Bukan hal yang baru jika membicarakan permasalahan dalam perkembangan pendidikan khususnya di Indonesia. Sering dibicarakan, namun belum diketahui secara pasti di mana sekarang. Kita dapat dengan jelas memposisikan posisi perkembangan industri. Ya, industri berada pada titik 4.0 hingga tahun 2022. Pertanyaan besarnya, pada titik manakah kedudukan pendidikan?
Saat ini kita hanya bisa berspekulasi pada jenjang pendidikan apa. Sambil menebak-nebak juga terdapat berbagai permasalahan mengenai pendidikan khususnya di Indonesia. Mungkin akan lebih banyak permasalahan dibandingkan hal-hal positif yang membuat kita asal-asalan menempatkan pendidikan Indonesia di poin 2.0 atau bahkan masih 1.0.
Selama ini pendidikan Indonesia selalu terbentur pada pertanyaan: Sistem atau kurikulum manakah yang terbaik untuk diterapkan? Buang-buang waktu memikirkan hal ini jika tidak ada saluran yang jelas untuk mencapai sistem pendidikan yang ideal. Ibarat tujuan dalam strategi pemasaran adalah melakukan pembelian oleh pelanggan, maka ada tahapan yang harus dipenuhi terlebih dahulu yaitu terkait dengan kesadaran, minat, keinginan, dan tindakan. Lalu, jika tujuan dalam pendidikan merupakan sistem yang ideal, maka tahapan apa yang harus dipenuhi terlebih dahulu? Dua di antaranya menurut saya adalah: tercapainya tujuan pendidikan dan sumber daya manusia yang kompeten!

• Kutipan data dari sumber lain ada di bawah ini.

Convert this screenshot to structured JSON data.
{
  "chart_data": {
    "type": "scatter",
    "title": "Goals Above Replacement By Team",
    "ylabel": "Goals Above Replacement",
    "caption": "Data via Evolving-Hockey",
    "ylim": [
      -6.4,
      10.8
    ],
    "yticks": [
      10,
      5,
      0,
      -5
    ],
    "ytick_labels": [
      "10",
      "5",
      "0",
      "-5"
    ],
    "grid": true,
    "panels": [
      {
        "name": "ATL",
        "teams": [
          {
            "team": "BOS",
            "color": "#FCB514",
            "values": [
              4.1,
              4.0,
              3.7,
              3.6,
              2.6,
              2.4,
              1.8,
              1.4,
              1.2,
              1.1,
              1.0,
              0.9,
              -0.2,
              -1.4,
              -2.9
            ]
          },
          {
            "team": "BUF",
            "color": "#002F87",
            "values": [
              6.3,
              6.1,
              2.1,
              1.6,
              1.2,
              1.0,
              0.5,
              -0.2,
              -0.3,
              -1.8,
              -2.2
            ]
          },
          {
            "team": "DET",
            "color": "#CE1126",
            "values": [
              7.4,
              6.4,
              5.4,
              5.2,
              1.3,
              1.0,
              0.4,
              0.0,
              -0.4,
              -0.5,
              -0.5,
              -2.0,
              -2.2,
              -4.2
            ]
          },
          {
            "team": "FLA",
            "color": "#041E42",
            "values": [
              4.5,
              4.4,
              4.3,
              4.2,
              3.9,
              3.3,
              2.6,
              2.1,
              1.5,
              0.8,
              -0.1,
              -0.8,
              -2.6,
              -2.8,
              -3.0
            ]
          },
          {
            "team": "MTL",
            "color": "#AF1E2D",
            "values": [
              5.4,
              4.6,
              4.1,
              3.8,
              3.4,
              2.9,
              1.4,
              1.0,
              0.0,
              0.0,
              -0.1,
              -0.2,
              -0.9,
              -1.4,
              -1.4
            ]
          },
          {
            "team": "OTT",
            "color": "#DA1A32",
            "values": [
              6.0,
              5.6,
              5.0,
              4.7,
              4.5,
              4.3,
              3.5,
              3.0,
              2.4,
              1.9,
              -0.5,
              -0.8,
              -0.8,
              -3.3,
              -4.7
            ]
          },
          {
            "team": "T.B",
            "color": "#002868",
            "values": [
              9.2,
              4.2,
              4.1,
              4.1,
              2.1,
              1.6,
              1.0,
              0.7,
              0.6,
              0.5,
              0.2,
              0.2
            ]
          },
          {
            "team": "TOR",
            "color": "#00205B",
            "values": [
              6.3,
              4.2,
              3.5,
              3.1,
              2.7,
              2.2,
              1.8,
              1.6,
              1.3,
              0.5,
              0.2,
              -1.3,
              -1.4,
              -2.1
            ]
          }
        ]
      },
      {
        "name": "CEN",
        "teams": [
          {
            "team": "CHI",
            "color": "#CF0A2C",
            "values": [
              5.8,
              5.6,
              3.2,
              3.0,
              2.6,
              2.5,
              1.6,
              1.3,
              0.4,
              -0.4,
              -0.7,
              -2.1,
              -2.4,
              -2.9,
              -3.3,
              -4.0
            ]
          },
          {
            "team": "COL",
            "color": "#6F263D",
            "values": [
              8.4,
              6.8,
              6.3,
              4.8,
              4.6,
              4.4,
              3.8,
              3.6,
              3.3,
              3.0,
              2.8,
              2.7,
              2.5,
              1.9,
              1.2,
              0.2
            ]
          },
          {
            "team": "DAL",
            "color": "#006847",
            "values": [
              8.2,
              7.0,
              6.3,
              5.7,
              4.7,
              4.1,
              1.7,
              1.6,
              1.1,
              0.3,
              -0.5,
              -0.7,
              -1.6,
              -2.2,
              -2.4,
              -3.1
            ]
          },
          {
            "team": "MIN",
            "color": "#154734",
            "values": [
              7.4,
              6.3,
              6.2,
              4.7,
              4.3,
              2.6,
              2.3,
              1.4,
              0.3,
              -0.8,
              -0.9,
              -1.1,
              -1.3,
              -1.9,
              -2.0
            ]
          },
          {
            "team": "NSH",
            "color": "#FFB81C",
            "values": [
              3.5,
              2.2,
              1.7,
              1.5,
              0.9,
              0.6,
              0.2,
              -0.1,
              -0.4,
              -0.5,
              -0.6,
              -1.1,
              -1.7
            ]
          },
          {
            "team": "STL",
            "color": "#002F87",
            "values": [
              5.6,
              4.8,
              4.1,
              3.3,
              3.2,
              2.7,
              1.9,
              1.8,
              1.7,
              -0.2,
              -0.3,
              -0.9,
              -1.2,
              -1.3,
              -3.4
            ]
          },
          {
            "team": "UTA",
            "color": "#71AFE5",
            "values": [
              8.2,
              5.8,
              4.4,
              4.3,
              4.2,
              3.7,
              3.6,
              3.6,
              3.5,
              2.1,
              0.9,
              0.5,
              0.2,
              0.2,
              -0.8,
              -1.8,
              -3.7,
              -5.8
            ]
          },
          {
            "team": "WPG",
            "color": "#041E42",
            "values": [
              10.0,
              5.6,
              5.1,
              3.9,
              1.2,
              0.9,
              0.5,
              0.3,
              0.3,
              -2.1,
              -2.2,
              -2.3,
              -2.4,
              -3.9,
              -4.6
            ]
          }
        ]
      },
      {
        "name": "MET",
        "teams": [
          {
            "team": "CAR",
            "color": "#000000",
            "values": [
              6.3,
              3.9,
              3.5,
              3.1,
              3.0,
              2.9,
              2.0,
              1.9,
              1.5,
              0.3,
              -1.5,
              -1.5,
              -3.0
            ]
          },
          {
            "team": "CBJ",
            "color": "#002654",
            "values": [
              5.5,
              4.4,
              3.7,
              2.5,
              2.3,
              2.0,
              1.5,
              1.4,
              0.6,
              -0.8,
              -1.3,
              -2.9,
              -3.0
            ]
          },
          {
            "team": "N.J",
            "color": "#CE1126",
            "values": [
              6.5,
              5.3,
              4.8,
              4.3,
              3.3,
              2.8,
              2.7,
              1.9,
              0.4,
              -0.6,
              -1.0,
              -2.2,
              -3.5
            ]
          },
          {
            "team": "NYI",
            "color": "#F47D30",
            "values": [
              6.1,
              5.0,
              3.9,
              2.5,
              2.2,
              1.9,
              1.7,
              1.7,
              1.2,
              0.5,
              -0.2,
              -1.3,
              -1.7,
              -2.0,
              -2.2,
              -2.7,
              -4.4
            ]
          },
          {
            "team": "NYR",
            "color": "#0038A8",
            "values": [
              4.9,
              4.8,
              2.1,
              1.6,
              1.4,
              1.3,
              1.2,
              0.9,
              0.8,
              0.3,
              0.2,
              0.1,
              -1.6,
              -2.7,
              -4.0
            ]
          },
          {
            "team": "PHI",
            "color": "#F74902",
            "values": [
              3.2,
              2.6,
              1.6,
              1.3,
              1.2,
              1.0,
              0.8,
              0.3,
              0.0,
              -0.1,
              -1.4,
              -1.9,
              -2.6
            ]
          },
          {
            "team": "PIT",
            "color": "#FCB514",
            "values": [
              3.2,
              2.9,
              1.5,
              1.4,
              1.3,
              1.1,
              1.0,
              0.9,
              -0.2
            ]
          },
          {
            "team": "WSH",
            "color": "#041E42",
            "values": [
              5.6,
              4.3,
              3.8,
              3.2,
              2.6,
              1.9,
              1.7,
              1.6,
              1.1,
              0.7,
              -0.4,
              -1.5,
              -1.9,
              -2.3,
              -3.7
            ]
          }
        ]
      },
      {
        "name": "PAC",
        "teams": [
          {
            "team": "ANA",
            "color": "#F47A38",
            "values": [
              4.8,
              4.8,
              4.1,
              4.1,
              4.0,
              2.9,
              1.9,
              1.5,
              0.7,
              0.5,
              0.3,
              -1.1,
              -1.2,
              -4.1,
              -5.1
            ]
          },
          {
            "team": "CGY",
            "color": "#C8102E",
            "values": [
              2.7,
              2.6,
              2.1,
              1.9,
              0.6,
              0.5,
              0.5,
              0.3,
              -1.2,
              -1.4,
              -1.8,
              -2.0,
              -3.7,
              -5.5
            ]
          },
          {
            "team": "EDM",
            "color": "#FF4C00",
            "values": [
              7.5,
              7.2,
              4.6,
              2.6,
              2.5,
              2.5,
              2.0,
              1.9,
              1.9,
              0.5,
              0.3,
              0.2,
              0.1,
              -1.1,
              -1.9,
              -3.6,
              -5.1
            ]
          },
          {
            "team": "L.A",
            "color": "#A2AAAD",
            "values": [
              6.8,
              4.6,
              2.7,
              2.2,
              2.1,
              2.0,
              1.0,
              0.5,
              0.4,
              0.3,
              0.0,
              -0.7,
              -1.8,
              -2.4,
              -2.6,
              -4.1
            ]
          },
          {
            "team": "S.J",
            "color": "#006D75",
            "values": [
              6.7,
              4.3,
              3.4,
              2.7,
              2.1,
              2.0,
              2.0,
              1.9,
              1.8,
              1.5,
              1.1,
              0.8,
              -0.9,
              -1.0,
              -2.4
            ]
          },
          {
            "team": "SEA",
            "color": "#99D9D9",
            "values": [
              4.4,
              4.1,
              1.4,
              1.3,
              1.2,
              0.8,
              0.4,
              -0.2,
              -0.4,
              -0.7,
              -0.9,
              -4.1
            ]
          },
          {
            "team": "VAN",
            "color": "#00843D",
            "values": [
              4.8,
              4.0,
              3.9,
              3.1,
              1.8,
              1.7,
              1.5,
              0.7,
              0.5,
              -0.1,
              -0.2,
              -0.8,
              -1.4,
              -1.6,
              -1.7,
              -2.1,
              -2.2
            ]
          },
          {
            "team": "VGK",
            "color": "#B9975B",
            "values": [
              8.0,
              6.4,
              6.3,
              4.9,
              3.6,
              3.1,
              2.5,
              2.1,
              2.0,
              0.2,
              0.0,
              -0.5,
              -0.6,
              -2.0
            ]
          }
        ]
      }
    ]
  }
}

Mengenai tujuan pendidikan, memiliki definisi yang murni adalah suatu keharusan! Tujuan pendidikan harus mampu melahirkan manusia yang mandiri, mempercepat kemajuan kesadaran manusia sehingga dapat berfungsi dalam masyarakat [1] [2]. Manusia yang otonom berarti mampu mengarungi kehidupan secara utuh. Namun yang terjadi saat ini adalah pendidikan hanya membekali individu untuk mengarungi dunia kerja. Ini seperti sekolah bukan belajar! Pendidikan yang telah kehilangan fungsi utamanya [3].
Bahkan pada titik pemahaman tujuan pendidikan yang paling mendasar, yaitu untuk memperoleh dan berbagi pengetahuan, terjadi praktik ketidakadilan yang mengakar. Lihat saja filter penerimaan guru, apakah guru atau dosen, khususnya lembaga swasta. Mereka hanya menerima guru yang seagama. Jika agamanya sama, maka mereka akan memilih guru yang ideologinya sama dan memahami gaya ideologi lembaganya.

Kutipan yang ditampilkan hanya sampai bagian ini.